Y eso es también Lolita, una barroca y sutil sustitución de lo que existe, para quien, yendo más allá de su anécdota, considera sus misterios, trata de resolver sus acertijos, desentraña sus alusiones y reconoce las parodias y pastiches de su hechura. Se trata de un desafío que el lector puede aceptar o rechazar. De todos modos, la lectura puramente anecdótica de la novela es más que divertida. Ahora bien, quien se anima a leerla de la otra manera, descubre que Lolita es un pozo sin fondo de referencias literarias y malabarismos lingüísticos que constituyen un denso entramado y, acaso, la verdadera historia que Nabokov quiso contar. Una historia tan intrincada como la de su novela La defensa (aparecida en ruso, en 1930), cuyo héroe es un ajedrecista loco que inventa una nueva jugada defensiva, o la de Pálido fuego, ficción que adopta la apariencia de la edición crítica de un poema y cuya jeroglífica anécdota va surgiendo, como al sesgo del narrador, del cotejo de los versos del poema y de las notas y comentarios de su editor.

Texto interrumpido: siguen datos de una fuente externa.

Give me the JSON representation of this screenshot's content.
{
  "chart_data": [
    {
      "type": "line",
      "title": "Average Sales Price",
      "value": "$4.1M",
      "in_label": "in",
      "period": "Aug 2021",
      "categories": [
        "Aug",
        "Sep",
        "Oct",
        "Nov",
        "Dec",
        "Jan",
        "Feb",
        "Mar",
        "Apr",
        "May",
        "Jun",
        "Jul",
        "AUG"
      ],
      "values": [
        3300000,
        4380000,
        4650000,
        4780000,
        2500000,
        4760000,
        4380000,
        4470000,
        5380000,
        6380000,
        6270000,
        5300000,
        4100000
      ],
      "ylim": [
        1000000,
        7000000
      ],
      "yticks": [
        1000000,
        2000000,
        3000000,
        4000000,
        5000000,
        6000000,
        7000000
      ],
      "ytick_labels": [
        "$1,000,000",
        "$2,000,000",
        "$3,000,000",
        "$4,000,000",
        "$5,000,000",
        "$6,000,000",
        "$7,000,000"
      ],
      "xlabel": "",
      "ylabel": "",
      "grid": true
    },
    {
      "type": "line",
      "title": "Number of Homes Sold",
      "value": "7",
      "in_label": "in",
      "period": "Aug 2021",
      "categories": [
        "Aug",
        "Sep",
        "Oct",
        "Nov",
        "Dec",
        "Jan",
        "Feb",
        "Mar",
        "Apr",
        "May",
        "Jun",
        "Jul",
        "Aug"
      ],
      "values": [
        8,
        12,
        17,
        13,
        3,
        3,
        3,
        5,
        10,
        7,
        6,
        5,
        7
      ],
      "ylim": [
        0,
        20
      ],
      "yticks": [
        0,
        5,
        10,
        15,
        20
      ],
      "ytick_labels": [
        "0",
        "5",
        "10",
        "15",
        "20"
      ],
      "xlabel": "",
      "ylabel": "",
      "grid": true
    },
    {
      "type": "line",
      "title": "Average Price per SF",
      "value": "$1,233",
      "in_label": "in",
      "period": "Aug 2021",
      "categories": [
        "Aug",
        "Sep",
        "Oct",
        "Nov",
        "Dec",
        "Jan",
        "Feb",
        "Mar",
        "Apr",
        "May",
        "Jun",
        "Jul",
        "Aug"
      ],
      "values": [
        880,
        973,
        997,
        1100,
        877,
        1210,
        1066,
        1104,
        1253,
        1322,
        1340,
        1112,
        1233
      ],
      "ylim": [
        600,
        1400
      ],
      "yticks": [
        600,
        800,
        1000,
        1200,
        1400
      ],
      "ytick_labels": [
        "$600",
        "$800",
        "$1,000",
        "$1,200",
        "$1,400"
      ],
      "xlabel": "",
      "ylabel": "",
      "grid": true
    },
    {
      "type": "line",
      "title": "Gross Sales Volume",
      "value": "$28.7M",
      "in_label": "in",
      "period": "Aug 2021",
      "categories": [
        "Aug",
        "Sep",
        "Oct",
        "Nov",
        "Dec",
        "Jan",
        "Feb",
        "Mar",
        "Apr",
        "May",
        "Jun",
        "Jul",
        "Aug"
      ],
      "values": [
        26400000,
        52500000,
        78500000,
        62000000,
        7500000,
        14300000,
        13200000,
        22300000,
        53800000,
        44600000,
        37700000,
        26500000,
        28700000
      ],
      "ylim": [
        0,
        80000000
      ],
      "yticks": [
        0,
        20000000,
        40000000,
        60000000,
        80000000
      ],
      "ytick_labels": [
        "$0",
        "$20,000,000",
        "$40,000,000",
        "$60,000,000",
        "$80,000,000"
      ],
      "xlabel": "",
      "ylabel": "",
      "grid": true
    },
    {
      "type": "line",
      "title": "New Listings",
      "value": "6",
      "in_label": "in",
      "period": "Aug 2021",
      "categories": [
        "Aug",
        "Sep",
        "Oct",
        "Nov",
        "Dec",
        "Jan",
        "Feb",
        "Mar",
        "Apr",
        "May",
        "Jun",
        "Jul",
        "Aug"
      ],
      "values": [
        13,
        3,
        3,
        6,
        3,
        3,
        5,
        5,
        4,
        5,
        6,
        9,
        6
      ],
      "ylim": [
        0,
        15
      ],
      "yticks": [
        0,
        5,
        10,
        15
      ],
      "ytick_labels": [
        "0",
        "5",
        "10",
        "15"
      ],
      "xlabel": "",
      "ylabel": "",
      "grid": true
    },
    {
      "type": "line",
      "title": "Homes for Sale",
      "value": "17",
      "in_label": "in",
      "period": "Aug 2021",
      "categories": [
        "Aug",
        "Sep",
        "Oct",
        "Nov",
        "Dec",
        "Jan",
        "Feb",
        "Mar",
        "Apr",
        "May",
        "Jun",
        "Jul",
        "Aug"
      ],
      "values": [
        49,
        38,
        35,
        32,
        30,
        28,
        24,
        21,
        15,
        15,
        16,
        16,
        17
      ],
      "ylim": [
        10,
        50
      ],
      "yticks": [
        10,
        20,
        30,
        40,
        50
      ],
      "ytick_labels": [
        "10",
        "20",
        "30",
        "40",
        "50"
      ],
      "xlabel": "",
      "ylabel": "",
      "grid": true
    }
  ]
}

La caza de los tesoros ocultos en Lolita ha dado origen a abundantes libros y tesis universitarias, en los que casi siempre, por desgracia, desaparecen el humor y el espíritu lúdico con que tanto Nabokov como Borges supieron transmutar la erudición (cierta o ficticia) en arte.

Las acrobacias lingüísticas de la novela pasan difícilmente la prueba de la traducción. Algunas, como las vertidas en francés en el original, permanecen allí con su travesura y malacrianza. Un ejemplo, entre mil: el extraño endecasílabo que se recita Humbert Humbert cuando se dispone a ir a matar al hombre que le arrebató a Lolita. ¿A qué y a quién se refiere este: Réveillez-vous, Laqueue, il est temps de mourir? ¿Es una cita literaria textual o amañada, como otras del libro? ¿Por qué apoda el narrador a Clare Quilty Laqueue? ¿O se inflige este sobrenombre a sí mismo? El profesor Carl L. Proffer, en un ameno manual, Keys to Lolita, ha resuelto el enigma. Se trata, simplemente, de una retorcida obscenidad. La queue, la cola, significa en jerga francesa, el falo; «morir», eyacular. Así pues, el verso es una alegoría que condensa, con ritmo clásico, una premonición del crimen que Humbert Humbert va a cometer y la causal del asesino (haber poseído el fálico Clare Quilty a Lolita).

A veces, las alusiones o adivinanzas son simples disgresiones, entretenimientos solipsísticos de Humbert Humbert que no afectan al desarrollo de la historia. Pero en otros casos tienen una significación que la altera, recónditamente. Así ocurre con todos los datos e insinuaciones relativos al personaje más inquietante, que no es Lolita ni el narrador, sino el furtivo dramaturgo, aficionado al Marqués de Sade, libertino, borracho, drogadicto y, según confesión propia, semi-impotente Clare Quilty. Su aparición trastoca el libro, encamina el relato por un rumbo hasta entonces imprevisible, incorporándole un tema dostoievskiano: el del doble. Por su culpa, surge la sospecha de que toda la historia pueda ser una mera elaboración esquizofrénica de Humbert Humbert, quien, ya le ha sido advertido al lector, ha hecho varias curas en asilos de alienados. Además de robarse a Lolita y morir, la función de Clare Quilty parece ser la de dibujar un alarmante signo de interrogación sobre la credibilidad del (supuesto) narrador.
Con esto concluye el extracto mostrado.